Attempting to review the Society of Wood Engraver’s 84th annual exhibition is no mean feat, if only because of the sheer volume of subjects and styles on display. Founded in 1920, with the aim of forging connections between artists and raising awareness of the medium, the Society hosts an open call each year for artist’s submissions, both locally and internationally. The result is an absolutely prolific display of the medium’s expressive capabilities, with over 120 prints lining the walls of the North Wall Arts Centre this year (all for sale, if you’re so inclined).

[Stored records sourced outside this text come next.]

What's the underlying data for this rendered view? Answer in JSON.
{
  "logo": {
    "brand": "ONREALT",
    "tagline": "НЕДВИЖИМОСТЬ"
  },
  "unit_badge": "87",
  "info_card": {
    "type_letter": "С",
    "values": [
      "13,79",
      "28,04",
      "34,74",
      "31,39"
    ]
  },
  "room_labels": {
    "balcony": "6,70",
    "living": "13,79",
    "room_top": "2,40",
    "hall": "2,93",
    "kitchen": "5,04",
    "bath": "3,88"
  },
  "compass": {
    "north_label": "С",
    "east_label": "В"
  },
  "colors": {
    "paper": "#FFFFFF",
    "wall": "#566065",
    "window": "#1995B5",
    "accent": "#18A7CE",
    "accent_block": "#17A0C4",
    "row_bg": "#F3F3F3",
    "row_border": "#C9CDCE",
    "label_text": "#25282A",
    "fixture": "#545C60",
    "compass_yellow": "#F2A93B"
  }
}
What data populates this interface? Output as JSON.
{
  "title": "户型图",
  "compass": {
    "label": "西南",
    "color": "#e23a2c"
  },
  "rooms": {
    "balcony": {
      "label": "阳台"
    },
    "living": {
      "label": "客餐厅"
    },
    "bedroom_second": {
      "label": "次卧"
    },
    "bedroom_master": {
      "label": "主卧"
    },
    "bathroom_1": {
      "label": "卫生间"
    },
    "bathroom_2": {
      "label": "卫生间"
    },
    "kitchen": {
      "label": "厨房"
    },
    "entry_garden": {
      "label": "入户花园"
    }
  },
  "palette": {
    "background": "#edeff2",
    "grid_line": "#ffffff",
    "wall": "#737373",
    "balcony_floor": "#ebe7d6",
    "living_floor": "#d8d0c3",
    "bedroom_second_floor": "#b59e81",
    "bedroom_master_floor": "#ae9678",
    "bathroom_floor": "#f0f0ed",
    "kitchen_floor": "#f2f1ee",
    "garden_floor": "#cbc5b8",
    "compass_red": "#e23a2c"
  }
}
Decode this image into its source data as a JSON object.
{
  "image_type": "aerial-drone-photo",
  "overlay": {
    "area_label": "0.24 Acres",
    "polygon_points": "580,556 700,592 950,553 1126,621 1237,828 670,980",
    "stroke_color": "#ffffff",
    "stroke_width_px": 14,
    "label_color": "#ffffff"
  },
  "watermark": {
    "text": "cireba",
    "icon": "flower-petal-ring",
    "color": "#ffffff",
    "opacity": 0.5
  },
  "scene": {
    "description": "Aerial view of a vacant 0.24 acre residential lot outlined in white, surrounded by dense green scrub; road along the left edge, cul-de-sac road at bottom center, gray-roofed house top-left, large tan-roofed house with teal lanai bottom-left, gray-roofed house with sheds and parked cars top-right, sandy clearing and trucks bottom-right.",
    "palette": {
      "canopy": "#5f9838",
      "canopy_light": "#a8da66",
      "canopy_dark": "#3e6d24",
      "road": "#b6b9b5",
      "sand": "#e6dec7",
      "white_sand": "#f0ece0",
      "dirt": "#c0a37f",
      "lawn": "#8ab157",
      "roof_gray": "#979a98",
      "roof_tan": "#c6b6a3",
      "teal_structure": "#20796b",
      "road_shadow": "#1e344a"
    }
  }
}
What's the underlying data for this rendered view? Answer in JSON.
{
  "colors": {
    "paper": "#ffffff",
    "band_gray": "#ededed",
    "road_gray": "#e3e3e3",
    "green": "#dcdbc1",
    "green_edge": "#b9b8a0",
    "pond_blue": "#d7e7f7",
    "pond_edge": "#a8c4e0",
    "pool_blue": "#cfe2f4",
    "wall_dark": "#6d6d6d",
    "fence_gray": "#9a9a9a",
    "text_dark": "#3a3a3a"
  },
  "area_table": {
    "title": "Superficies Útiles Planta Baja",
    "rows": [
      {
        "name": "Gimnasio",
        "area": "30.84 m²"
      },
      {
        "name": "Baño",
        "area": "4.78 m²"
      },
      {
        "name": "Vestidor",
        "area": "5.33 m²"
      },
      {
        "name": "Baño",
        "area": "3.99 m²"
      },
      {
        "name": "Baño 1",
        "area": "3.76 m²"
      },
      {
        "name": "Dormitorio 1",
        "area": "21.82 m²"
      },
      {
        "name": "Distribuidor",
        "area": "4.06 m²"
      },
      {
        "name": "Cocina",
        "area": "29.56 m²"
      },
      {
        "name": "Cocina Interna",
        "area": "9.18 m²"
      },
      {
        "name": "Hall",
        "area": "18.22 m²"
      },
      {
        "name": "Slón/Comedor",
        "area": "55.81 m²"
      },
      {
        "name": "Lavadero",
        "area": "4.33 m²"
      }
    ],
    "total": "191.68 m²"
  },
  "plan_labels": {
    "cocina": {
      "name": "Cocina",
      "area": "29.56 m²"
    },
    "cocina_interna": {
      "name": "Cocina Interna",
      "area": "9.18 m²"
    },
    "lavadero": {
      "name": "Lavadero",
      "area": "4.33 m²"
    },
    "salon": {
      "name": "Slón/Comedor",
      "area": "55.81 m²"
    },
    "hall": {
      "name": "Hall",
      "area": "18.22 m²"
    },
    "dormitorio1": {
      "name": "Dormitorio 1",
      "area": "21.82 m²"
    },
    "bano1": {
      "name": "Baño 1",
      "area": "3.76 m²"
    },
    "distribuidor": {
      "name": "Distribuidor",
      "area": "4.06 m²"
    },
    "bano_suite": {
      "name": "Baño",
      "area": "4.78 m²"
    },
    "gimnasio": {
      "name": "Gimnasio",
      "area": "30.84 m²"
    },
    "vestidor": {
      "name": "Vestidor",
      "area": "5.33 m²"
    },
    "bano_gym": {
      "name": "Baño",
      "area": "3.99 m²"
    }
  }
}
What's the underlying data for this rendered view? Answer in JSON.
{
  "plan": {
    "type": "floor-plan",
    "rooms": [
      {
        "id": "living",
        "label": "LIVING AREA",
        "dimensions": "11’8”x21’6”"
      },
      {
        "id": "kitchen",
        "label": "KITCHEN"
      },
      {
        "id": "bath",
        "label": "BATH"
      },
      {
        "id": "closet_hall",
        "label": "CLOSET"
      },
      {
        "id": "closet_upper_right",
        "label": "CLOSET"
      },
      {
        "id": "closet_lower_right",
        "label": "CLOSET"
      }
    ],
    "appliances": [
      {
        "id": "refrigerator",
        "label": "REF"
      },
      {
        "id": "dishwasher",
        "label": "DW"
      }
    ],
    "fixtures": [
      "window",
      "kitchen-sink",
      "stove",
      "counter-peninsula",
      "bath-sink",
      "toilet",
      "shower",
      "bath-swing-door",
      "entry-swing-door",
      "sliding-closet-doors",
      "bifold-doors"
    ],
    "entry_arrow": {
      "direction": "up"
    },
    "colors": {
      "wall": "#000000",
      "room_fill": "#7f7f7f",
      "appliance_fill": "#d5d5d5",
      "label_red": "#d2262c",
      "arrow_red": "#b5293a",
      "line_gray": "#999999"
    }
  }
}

The rough layout of the exhibition goes some way to making sense both of the quantity and radically divergent subject matter of the year’s submissions. One wall seems largely dedicated to portraiture and other representations of the human form; the centre’s far wall is devoted to depictions of rural landscapes and flora. An adjoining wall centres on architecture and other man-made structures, while opposite are the entries that delve into the animal kingdom. But those broad categorisations really don’t do justice to the scope of the works within them; how, for instance, to compare the dynamic, richly textured velocity of Colin See-Paynton’s Flying With Hares, Running with Swallows to the folkloric, tapestry-style detailing of India Rose-Bird’s Conversations with a Familiar?
What I found particularly astonishing (as an admitted newcomer to the medium) was the level of finely-rendered detail that can be achieved with the tools of the trade. I certainly expected the exhibition to have a significant focus on the natural world, which it delivers in spades; wood engraving seems to have a natural affinity in depicting the rugged textures of bark and stone, the intricacies of fur and plumage, or the rolling striations of open fields. Chris Daunt’s almost Cubist rendering of the Bridge at Aira Force uses interlocking layers of alternating linework to create a landscape simultaneously jagged and fluid. Hilary Paynter’s Seal Island is staggering in both size and particularity, gaggles of houses, craggy rock faces and coastal fauna all painstakingly rendered on a mountainous scale. Mike Allison’s playful use of colour adds a striking visual quirk to the armoured exoskeleton of his Willow-Patterned Woodlouse.
However, I was most excited by the artists that used this capacity for fine detail for more intimate or experimental means. In a welcome change of pace, Chris Pig uses realism to lend an evocative warmth and familiarity to more domestic and interior settings, placing us in the middle of everyday ritual (food preparation in The High Pavement and a haircut in Barber Shop, Oxford). Anne Desmet’s pillared, collaged composition creates a sense of divine continuity in her intensely realised Tower of Angels, while Lightwell’s interplay between the constancy of architecture and the fluidity of light and colour puts one in mind of a flickering camera lens. Kouki Tsuritani leans heavily into an unsettling, minimal surrealism, his architectural structures elongating and undulating in on themselves against an inky black void. The fine linework on The Spiral, in particular, is disturbingly arthropodic, recalling a curled centipede.
Peter Lawrence and Paul Dunmall’s Duets series are of particular note, based on Dunmall’s free jazz performances. Improvised by the two artists on the same block without any drawing or discussion, they vibrate with bombastic collaborative energy. Twenty One is a miasma of signifiers from cave paintings to Hellenistic pots to Mickey Mouse. Twenty Two veers wholly into the realm of the abstract; sparse lines give way to deep, dense hatching; jagged edges are circumscribed with disjointed arcs of white; each section’s energy is deeply distinct yet fundamentally harmonious (an apt analogy for the exhibition space as a whole).
Some surrounding aspects seem a bit half-formed in comparison – a cabinet containing examples of engraving tools and books with engraved illustrations adds an element of physicality, but these are not annotated with any further detail as to their usage or context. Nonetheless, it is a commendable effort by the North Wall to take such a disparate and extensive collection and create a space that maintains a sense of cohesion throughout. All the works exhibited are technically impressive, but it’s those pieces that go beyond the purely representational, that play with the properties, expectations and expressive potential of the craft, that really leave a mark.